Sinceramente, se puede despachar este disco diciendo que es aburrido, pero me parece una solución de una pereza aberrante. De gente sin alma, sin ganas. El epítome de la ceguera que tapa los ojos de un mundo demasiado ensimismado, demasiado pagado de sí mismo como para pensar siquiera que se puede estar equivocado. O tal vez lo esté yo, quién sabe. Pero prefiero eso mil veces a estar muerto por dentro.
★★★★☆
Las referencias en esta obra son interminables. Por eso es tan fácil y tan imposible a la vez añadir algo en este epílogo. De Leon Russell a Jimmy Reed, de Dallas a Cayo Hueso, de Offenbach a Chopin y de Caliope a Walt Whitman. Dylan se fabrica aquí un batiburrillo insondable del que destacaría quizás al último poeta mencionado por condensar de alguna manera el espíritu universal y totalizador de una obra catalizadora y absoluta.

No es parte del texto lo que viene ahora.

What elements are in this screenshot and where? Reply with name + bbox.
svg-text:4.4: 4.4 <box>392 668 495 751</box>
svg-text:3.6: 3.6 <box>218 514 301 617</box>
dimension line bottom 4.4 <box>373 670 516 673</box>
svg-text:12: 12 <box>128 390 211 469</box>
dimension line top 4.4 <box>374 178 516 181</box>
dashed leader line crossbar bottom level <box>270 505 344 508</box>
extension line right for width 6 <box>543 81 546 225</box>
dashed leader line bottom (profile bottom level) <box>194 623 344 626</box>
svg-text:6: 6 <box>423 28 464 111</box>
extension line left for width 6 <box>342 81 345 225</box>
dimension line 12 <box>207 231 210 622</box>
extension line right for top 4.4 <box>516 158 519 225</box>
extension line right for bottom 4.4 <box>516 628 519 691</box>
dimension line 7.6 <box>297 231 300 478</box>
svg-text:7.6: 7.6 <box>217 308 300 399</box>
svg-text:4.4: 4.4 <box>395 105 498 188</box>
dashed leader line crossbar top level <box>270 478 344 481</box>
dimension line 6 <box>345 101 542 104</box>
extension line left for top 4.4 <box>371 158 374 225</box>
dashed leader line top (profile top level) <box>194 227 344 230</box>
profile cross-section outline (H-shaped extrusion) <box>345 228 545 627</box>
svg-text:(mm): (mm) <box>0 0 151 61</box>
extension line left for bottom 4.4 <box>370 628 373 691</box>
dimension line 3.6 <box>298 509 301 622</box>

Un disco que trata de cerrar el círculo para servir de epílogo y de colofón a toda una vida. Todo ello, cómo no, volviendo a lo primordial, lo esencial, al humanismo primigenio que permea toda nuestra existencia. Ya lo dijo el poeta y así lo recoge el de Duluth:
The past and present wilt—I have fill’d them, emptied them,
And proceed to fill my next fold of the future.
Listener up there! what have you to confide to me?
Look in my face while I snuff the sidle of evening,
(Talk honestly, no one else hears you, and I stay only a minute longer.)
Do I contradict myself?
Very well then I contradict myself,
(I am large, I contain multitudes.)
I concentrate toward them that are nigh, I wait on the door-slab.
Who has done his day’s work? who will soonest be through with his supper?
Who wishes to walk with me?
Will you speak before I am gone? will you prove already too late?